Swing Trading: SPY Oversold GLD Could Be Ready Again

June 8, 2011

Mish's Daily

By Mish Schneider


The warning phase continues to accelerate at the same time as the oversold conditions. And of course, typical of the market, there are pockets that are on their own. For example, Chinese stocks have been getting slammed. I have been recommending short BIDU and SINA for the last two weeks even before the story hit about Billionaire John Paulson, the Hedge fund master, caught holding almost 35 million shares TRE.TO ( Sino –Forest)  a Chinese owned lumber company with holdings in Canada that got smoked because of fraudulent accounting. Not the first time that has happened to Chinese Stocks.

And then there are the ones that are rallying regardless of the selling pressure such as WPI. But do not despair, nothing lasts forever and while we churn around in this warning phase, keeping positions small and looking at the individual setup of each stock or ETF and knowing your specific risk and reward will pay off. With that said, this is the most oversold the market has been in about a year. With the volatility so low, people are expecting a panic sell off and flush. But, it is equally possible that instead, we will see a huge rally. That does not necessarily mean a prediction for new highs or resumption of a bullish trend, but for the meantime, could mean an opportunity to catch some momentum on stronger setups.

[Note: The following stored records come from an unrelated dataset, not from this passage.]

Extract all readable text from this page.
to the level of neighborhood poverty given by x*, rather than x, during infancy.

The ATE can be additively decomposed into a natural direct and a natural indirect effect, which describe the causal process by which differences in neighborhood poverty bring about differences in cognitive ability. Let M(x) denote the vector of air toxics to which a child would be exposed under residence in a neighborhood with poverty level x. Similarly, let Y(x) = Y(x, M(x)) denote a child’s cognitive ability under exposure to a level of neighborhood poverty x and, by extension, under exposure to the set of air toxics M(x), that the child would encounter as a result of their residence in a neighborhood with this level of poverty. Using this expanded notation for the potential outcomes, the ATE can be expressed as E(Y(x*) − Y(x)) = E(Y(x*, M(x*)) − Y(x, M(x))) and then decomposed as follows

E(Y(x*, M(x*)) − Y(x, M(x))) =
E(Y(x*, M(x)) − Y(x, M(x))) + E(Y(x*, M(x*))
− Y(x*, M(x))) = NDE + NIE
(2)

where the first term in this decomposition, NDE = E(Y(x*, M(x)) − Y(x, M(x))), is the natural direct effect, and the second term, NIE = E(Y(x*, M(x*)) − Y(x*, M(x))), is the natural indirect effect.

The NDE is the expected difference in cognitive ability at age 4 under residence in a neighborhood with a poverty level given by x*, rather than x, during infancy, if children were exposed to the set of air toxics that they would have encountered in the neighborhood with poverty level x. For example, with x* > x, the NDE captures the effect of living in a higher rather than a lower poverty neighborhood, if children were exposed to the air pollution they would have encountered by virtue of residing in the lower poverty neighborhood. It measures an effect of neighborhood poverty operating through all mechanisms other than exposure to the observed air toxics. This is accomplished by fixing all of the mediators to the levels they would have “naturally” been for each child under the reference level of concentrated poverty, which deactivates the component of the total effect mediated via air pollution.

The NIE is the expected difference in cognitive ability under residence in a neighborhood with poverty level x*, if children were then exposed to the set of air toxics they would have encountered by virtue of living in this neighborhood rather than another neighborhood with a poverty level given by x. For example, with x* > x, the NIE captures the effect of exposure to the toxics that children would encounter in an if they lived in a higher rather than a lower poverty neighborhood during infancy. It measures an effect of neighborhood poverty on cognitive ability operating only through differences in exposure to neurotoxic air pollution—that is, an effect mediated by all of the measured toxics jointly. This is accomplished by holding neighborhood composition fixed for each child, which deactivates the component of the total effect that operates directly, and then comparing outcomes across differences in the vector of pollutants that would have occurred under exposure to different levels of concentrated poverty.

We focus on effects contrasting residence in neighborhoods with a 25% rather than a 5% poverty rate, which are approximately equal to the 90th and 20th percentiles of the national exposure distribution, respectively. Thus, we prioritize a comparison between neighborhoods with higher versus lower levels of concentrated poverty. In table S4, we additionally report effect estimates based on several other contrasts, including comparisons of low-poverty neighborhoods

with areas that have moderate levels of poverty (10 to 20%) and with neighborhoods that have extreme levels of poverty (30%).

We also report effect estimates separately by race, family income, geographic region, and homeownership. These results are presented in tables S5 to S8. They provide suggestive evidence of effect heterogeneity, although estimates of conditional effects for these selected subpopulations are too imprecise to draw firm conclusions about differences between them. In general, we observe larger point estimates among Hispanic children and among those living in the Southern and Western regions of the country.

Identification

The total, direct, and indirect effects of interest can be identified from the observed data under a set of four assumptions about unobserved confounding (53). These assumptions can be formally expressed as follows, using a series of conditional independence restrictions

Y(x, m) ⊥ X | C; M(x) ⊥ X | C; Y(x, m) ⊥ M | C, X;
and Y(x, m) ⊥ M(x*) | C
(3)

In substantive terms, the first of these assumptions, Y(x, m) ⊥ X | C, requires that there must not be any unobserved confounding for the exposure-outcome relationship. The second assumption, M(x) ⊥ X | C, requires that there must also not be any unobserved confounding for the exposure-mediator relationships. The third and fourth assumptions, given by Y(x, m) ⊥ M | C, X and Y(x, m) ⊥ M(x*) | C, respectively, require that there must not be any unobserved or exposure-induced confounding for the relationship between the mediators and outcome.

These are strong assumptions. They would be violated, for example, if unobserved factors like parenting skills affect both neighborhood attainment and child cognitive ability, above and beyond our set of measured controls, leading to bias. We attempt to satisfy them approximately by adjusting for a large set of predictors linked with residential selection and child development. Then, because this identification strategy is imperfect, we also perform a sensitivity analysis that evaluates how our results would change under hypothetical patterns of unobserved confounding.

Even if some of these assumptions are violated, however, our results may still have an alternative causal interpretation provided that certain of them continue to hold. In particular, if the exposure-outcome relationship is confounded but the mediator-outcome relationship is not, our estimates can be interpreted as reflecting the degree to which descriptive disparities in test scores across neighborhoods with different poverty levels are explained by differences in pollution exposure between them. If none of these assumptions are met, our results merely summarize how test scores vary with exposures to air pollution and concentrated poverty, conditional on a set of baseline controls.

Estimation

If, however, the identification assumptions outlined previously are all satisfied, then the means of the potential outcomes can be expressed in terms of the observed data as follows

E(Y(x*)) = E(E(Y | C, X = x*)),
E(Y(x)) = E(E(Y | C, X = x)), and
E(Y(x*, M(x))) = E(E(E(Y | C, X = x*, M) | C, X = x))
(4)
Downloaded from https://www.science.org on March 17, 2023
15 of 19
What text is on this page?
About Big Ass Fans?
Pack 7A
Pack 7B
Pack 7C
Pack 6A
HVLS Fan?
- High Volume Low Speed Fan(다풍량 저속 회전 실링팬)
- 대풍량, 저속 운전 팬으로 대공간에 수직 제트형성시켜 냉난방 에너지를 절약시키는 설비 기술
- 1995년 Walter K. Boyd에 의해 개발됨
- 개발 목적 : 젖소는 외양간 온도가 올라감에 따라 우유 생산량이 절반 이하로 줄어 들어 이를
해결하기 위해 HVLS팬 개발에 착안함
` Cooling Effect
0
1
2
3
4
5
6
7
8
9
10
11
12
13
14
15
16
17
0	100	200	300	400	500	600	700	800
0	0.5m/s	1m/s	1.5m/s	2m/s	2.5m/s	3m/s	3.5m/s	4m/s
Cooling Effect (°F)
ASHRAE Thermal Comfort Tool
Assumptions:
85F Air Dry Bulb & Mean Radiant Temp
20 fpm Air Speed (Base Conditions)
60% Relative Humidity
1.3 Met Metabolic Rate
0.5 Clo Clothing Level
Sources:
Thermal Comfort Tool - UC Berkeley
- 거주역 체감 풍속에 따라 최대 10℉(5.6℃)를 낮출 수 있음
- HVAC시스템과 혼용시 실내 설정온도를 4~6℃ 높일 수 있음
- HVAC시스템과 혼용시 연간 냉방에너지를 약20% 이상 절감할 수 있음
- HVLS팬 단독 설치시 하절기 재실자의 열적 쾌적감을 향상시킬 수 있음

SPY** is not only oversold, but also had a Distribution day in volume. However, since we've been watching the exponential moving averages, this one basically touched it and held. Subscribers have instructions for key pivots to use for an entry with a specific risk and reward.

QQQ and IWM the identical situation.

ETF's:

GLD ChartGLD** I will be looking to enter a long position depending on how it opens in anticipation that this can move up to 155 and beyond.

I went home short IYR, but with underlying support, will watch how that opens and then determine my initial stop loss. If it breaks down beneath 60 will stay short.

XLE recovered somewhat today but still has an overall weak chart formation with price action beneath the 50 and the 10 day moving averages. Today's candle interestingly enough is a DOJI plus we had an inside day. Therefore, tomorrow should be pretty decisive as to the next direction in this ETF.

IBB has the very same toppy looking formation as we've been seeing in some of the other stocks and ETF's and skimming along the 50 day moving average which is still pointing up. The activity of the last three days is starting to look a little bit like a potential bear flag which means that unless this can get back through the 10 day moving average,  we could see a further correction in biotechnology.

SMH looks identical to the three indexes in that today it tested the exponential moving average. Although this is not quite as oversold as the indexes, it does have bounce potential.

To reiterate, any trade off of the exponential moving average is a trade looking for a bounce and at most a mini swing trade. Overall, if we can get a decent rally, then I will begin to look for indications of fresh rollovers and new opportunities to go short as I interpret the accelerating warning phase at least over the intermediate term, a signal that we still have lower prices in store.